For a group that advocates health and wellness, nurses often struggle with being healthy themselves. If you’re a nurse that constantly battles job cynicism, it’s important that you spot the symptoms of burnout early so you can address them immediately.

Distinguishing Nurse Burnout

Nurse burnout manifests in different ways because people react differently to the things that stress them out. The usual signs are irritability, intolerance to change, and exhaustion. Moreover, you’ll feel like you’re always tired and dread going to work.

You might feel checked out, meaning, you just go through your everyday tasks without enthusiasm or commitment. Saving lives has suddenly become a chore, and you don’t have the same compassion you had in abundance at the start. You take more sick days, too.

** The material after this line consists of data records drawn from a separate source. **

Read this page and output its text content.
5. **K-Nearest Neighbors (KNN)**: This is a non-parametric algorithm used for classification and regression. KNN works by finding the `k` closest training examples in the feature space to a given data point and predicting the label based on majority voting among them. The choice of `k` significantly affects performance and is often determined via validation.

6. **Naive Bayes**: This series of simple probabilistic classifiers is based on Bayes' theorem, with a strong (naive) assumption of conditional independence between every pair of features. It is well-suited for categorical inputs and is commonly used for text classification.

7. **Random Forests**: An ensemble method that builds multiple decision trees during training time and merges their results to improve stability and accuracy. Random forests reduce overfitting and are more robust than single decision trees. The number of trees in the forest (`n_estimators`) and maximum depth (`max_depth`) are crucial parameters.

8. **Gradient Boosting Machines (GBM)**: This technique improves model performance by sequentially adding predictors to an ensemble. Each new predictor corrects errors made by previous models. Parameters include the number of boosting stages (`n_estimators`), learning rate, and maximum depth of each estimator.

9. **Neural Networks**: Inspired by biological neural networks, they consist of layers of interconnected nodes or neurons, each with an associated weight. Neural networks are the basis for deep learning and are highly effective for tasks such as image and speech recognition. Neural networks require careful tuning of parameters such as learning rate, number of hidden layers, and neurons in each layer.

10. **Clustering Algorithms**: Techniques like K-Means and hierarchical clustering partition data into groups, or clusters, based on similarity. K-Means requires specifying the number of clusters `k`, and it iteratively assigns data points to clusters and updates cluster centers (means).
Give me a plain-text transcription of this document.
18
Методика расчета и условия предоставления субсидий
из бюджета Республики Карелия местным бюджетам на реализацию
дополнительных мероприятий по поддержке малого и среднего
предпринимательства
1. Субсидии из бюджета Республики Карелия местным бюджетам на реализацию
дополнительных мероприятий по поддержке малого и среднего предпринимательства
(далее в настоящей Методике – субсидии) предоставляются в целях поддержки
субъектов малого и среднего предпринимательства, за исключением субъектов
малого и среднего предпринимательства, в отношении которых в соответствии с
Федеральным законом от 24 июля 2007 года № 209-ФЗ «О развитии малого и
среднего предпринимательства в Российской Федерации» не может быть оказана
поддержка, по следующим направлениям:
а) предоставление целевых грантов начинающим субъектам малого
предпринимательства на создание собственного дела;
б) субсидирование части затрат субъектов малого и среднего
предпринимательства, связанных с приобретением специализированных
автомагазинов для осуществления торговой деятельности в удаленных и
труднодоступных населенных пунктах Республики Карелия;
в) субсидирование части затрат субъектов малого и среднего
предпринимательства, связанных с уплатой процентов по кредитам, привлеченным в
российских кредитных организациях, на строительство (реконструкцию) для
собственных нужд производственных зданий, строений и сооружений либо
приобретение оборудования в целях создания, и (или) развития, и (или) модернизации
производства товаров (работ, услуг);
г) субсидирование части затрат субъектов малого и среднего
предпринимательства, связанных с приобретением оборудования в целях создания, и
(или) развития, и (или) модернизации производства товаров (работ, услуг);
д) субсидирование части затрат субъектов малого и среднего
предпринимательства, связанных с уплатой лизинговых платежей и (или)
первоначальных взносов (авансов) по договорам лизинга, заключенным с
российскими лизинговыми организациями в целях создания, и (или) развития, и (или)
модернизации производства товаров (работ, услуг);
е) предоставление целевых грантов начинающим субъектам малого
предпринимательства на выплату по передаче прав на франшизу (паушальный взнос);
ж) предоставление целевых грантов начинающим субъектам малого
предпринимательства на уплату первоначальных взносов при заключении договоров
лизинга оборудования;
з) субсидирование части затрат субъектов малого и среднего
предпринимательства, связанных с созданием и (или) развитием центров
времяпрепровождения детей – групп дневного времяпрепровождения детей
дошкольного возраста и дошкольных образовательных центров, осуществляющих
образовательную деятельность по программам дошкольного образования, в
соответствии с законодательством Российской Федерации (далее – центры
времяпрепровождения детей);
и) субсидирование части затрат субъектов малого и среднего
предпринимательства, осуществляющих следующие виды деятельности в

Once you see these warning signs in yourself, don’t put your recovery off. Brushing it aside or denying its existence doesn’t solve anything. In fact, it makes the problem worse. Act on them immediately to restore your old vigor.

Learn to Put Yourself First

Nurse helping senior

Just like how flight attendants tell you to put your oxygen mask on before lending others a hand, you have to relearn to put yourself first. Re-learn, because all that training on helping people recover has conditioned you to think of yourself last.

If you’re burned out, understand that you’ve become a patient, too. Now, it’s you who needs help; you have to take care of yourself.

As much as possible, squeeze in time to do the things you love. Try knitting, start your own herb garden, or create a journal. If medicine is your sole passion, start a blog about wellness. Serve as a certified legal nurse consultant. Volunteer at a blood drive.

Do something you enjoy every day, no matter how small the instance.

Sign Up for Resilience Training

As a nurse, you witness the triumph of the human spirit every day. No progress is too small for patients on the road to recovery. You see how they bounce back from adversity, trauma, and tragedy.

Be like your patients. Learn to be resilient.

Of course, that’s easier said than done. And there’s a world of difference between burnout and a serious medical condition. One 15-minute meditation session isn’t enough to build resilience that’s strong enough to fight burnout.

The solution? Sign up for resilience training. This program focuses on four major areas: physical, cognitive, emotional, and spiritual well-being. By strengthening all four areas, you can face challenges head-on and see every problem as an opportunity to get better.

Lastly, at the end of the day, give yourself a pat on the back for a job well done. Nursing is an incredibly taxing job, filled with pressure and emotional labor. You’ve done a whole day of silently helping people get their lives back together. You deserve to help, too, especially from yourself.